La perniciosa china presa dall'amministrazione Trump sembra non accennare a diminuire. Non bastava infatti che l'intero mondo di Hollywood e, notizia di oggi, addirittura della moda, si schierasse contro il neo-eletto presidente, ora il Donald nazionale ha di fronte grattacapi ben più seri. Dopo Michael Flynn, consigliere per la sicurezza che ha rassegnato le sue dimissioni in conseguenza all'emersione di prove dei suoi prolungati contatti con gli uomini di Vladimir Putin, altri collaboratori del neo-presidente americano sono ora sotto inchiesta da parte dell'FBI per le stesse ragioni.

Pare infatti che, tra i responsabili della campagna elettorale del neo-presidente, siano spuntati vari nomi di persone che potrebbero aver influenzato i rapporti con il Cremlino, fino a ipotizzare un possibile loro coinvolgimento con gli hacker che il novembre scorso hanno aiutato il team Trump a vincere le elezioni presidenziali. Uno dei nomi di maggior spicco finora emerso è quello di Paul Manafort, consigliere per la campagna elettorale durante il 2016 e, in precedenza, uomo d'affari con diverse connessioni all'interno del complesso panorama politico che è l'Ucraina.

Non stupisce che uomini d'affari (di cui il cabinet di Trump è zeppo) abbiano avuto contatti con il governo russo, specialmente in rapporto all'Ucraina, zona di interesse economico tanto quanto geo-politico.

Quello che ha fatto insospettire gli investigatori del Bureau più famoso al mondo è la estrema vicinanza temporale tra questi contatti (di cui sono state ufficialmente acquisite le registrazioni telefoniche) e il momento in cui Trump, dal palco di una delle sue convention, "chiedeva" in maniera fin troppo diretta l'intervento di Mosca per far emergere le e-mail di Hillary Clinton che avrebbero dovuto dimostrare la corruzione della rivale.

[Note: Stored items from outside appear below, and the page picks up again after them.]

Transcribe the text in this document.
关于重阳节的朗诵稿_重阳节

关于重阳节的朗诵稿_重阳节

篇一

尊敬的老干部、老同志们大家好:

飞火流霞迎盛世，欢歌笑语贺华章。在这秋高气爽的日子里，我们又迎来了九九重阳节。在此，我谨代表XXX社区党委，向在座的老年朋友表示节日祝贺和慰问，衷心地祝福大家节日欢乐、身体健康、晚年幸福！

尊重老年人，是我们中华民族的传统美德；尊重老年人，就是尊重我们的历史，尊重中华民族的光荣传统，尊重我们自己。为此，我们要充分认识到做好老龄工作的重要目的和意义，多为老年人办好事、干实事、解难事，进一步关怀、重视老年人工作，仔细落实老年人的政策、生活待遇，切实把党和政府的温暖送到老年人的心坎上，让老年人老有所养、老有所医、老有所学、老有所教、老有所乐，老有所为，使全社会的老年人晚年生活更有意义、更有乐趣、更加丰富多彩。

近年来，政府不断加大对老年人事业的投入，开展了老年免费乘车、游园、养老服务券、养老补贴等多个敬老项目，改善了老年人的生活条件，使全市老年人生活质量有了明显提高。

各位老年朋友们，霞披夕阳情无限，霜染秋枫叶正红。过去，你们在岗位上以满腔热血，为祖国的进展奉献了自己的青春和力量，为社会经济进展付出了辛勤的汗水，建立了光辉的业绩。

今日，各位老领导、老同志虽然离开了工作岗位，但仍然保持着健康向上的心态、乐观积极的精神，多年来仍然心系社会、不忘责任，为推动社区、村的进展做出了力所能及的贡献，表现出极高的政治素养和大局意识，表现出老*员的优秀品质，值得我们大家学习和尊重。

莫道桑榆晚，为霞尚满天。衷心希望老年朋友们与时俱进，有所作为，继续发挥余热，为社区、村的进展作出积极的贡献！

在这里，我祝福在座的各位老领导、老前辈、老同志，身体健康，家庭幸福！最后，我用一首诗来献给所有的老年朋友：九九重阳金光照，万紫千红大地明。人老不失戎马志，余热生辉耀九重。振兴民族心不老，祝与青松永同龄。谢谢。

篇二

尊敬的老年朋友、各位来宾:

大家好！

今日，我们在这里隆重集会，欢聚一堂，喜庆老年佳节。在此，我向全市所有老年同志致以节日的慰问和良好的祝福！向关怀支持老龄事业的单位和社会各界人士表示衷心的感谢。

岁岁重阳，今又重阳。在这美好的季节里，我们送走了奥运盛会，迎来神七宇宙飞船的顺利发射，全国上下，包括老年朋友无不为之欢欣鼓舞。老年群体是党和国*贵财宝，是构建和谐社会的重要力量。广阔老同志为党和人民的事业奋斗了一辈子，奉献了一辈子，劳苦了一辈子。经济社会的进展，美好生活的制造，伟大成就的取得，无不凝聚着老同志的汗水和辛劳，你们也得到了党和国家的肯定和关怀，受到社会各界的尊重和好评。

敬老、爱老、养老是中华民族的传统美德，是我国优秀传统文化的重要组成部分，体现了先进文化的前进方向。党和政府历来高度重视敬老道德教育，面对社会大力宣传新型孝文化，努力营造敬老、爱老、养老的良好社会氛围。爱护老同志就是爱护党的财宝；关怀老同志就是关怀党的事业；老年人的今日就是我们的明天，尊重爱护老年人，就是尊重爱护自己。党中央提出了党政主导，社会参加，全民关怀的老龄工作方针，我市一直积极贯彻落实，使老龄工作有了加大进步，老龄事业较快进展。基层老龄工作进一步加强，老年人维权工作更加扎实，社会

Siamo dunque di fronte ad un'investigazione che rischia di trascinare nel fango buona parte dello staff del presidente Trump e, al contempo, che getta un'ombra ancora più preoccupante sui rapporti tra la Casa Bianca e il Cremlino. Se fosse provato che lo staff del neo-presidente ha preso accordi di tipo diplomatico con i russi prima della fine delle elezioni, ci sarebbe la prova che l'attacco informatico partito dalla Russia per minare la campagna della Clinton era stato progettato di comune accordo con il suo rivale. Un'ipotesi questa che non potrebbe non far aprire la procedura di impeachment immediato per il neo-eletto presidente Trump.